Рядом на берегу лежали лодки. Если бы с самого начала взять одну да пробить дорогу во льду, можно было до тонущих доплыть и взять их на борт. Но мужики все швыряют боты, а Гурькин отец все кричит, но чем дальше, тем реже и безнадежней. И вот – тишина. На этом берегу стоит молчаливый народ. У того берега полынья, и в ней две шапки покачиваются, как поплавки.
– Эх! – вдруг прозвучал веселый и озорной голос однорукого Васьки Проворова. – Пойду и я тонуть к… матери!
Он столкнул лодку с берега, к нему впрыгнул еще кто-то, за несколько секунд они добрались до полыньи, еще через минуту утопленники лежали рядом на берегу, и мать, припадая к посиневшему телу сына, выла дико, дурно и однотонно. Кто-то предложил попробовать утопленников откачать, но Васька только махнул рукой, хотя шанс, возможно, еще имелся…
Эту картину – как тонули отец с сыном на виду всей бессмысленно суетившейся деревни – я запомнил навсегда, часто видел в ночных кошмарах и вспоминал, когда слышал выражение «идиотизм деревенской жизни».
Две победы
Большая победа над Германией совпала с моей личной, тоже значительной. За несколько дней до того мой сосед и сверстник Тришка показывал мне перочинный нож с лезвиями, большим и малым, с ножничками, открывалкой для консервов и шилом. Он все эти лезвия раскрывал и закрывал, потом оставил раскрытым только маленькое и предложил:
– Хочешь, я тебя ножом ударю?
Я в серьезность его намерения не поверил и в шутку сказал: «Ну, ударь». Тришка тут же размахнулся и ударил меня ножом в левую бровь. Еще бы на полсантиметра ниже – и я бы остался без глаза. Рана оказалась неглубокая, но кровь текла обильно. Зажав рану рукой, я побежал домой, где соврал матери, что сам упал и обо что-то порезался. Шрам остался у меня на всю жизнь. Я был потрясен поступком Тришки, я не понимал, как он мог ударить меня и за что. И воспылал жаждой мести.
Обзаведясь довольно толстой палкой, я без нее из дома не выходил. Дня два ходил безрезультатно, Тришки во дворе не было. На третий день мать послала меня по воду. Я взял ведро и палку, вышел во двор и тут же встретил Тришку.

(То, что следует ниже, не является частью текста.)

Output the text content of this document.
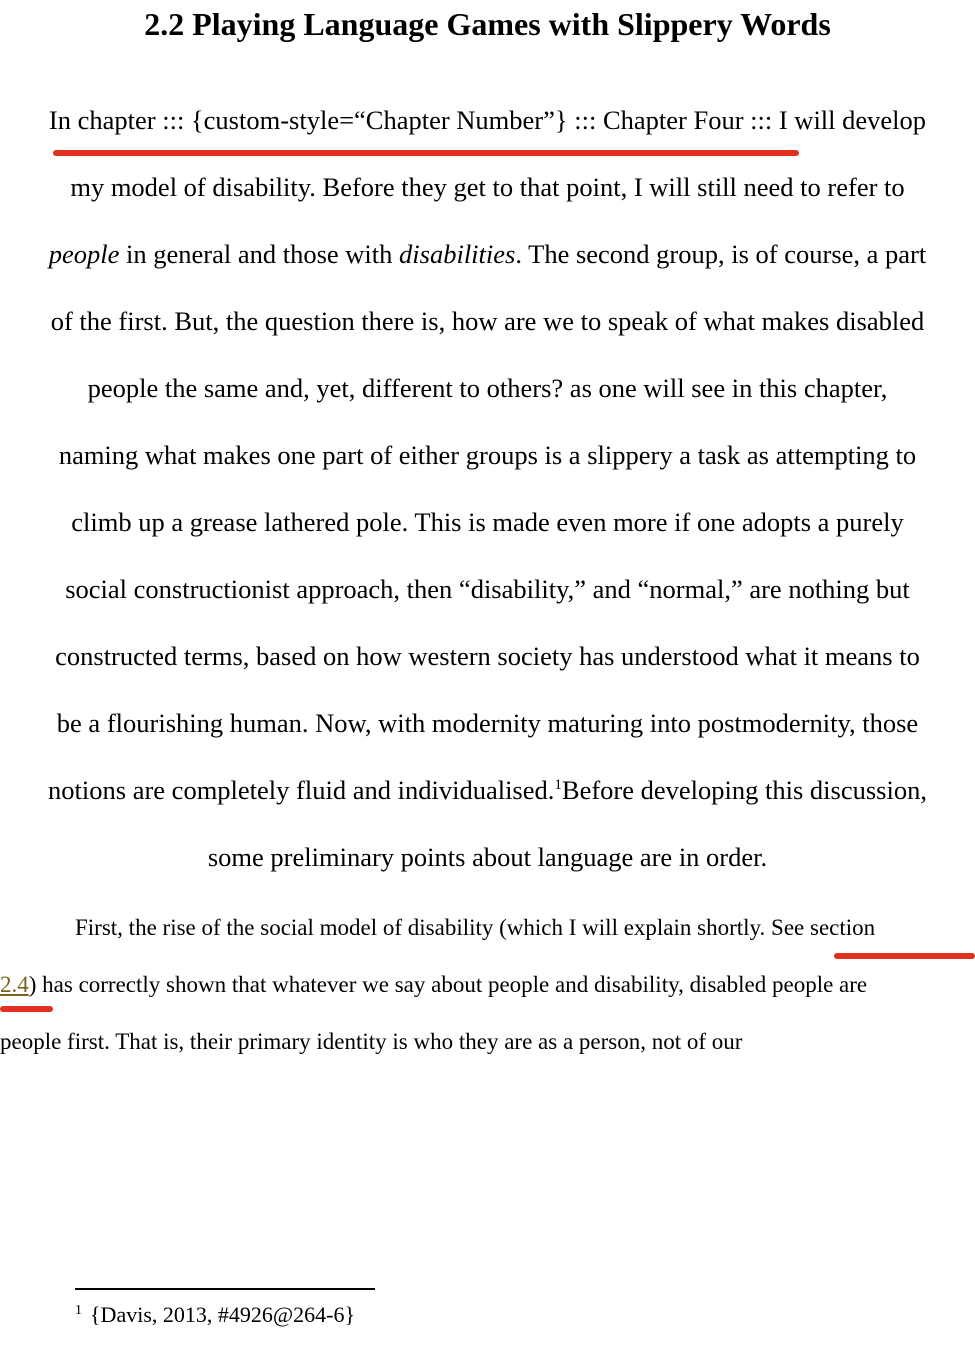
2.2 Playing Language Games with Slippery Words
In chapter ::: {custom-style=“Chapter Number”} ::: Chapter Four ::: I will develop
my model of disability. Before they get to that point, I will still need to refer to
people in general and those with disabilities. The second group, is of course, a part
of the first. But, the question there is, how are we to speak of what makes disabled
people the same and, yet, different to others? as one will see in this chapter,
naming what makes one part of either groups is a slippery a task as attempting to
climb up a grease lathered pole. This is made even more if one adopts a purely
social constructionist approach, then “disability,” and “normal,” are nothing but
constructed terms, based on how western society has understood what it means to
be a flourishing human. Now, with modernity maturing into postmodernity, those
notions are completely fluid and individualised.$^1$Before developing this discussion,
some preliminary points about language are in order.
First, the rise of the social model of disability (which I will explain shortly. See section
2.4) has correctly shown that whatever we say about people and disability, disabled people are
people first. That is, their primary identity is who they are as a person, not of our

$^1$ {Davis, 2013, #4926@264-6}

Он шел мне навстречу, теперь уже не с перочинным ножом, а с настоящей финкой с наборной ручкой. Он шел и любовался лезвием, сверкавшим на солнце.
– Ну, что, – увидев меня, сказал он враждебно, – мало попало?
– Мало, – сказал я. И стукнул его палкой по голове – раз, два, три…
Он закрывался руками, я бил по рукам. В конце концов он бросил нож и с криком кинулся от меня бежать. А я бросил ведро и палку и побежал в другую сторону – домой.
Мать, увидев меня, всполошилась:
– Что с тобой, почему ты так запыхался? Почему ты такой бледный? – И, не дождавшись ответа, вдруг прокричала: – Война кончилась! Ты слышишь? Война кончилась!
Она обняла меня и заплакала. А потом сказала:
– Беги в Назарово, скажи тете Соне, что Володю уже не убьют.
И я побежал, как тот первый марафонец, что нес соплеменникам весть о победе. Правда, моя дистанция была покороче – километров пять-шесть. Я влетел в Назарово и, прежде чем завернуть к тете Соне, обежал всю деревню и у всех изб кричал, что проклятая война кончилась. В деревне радио не было, поэтому весть о победе назаровцы узнали не от Левитана, а от меня.
Возвращение в Запорожье
В ноябре 1945 года мы по приглашению тети Ани вернулись в Запорожье, вернее в его остатки. Остатки состояли из лежавшего посередине и застроенного глиняными украинскими мазанками села Вознесеновка и более или менее сохранившейся старой части города, где главную улицу имени Карла Маркса многие люди с дореволюционных времен звали Соборной. Старая часть немцами при отступлении была взорвана только частично, в основном самые большие дома, да и то не все. А вот шестой поселок, где мы жили до войны, был превращен в сплошные уродливые нагромождения битых кирпичей, подобные разрушения второй раз в жизни я видел только сорок пять лет спустя в Спитаке, армянском городе, пережившем (вернее, не пережившем) землетрясение.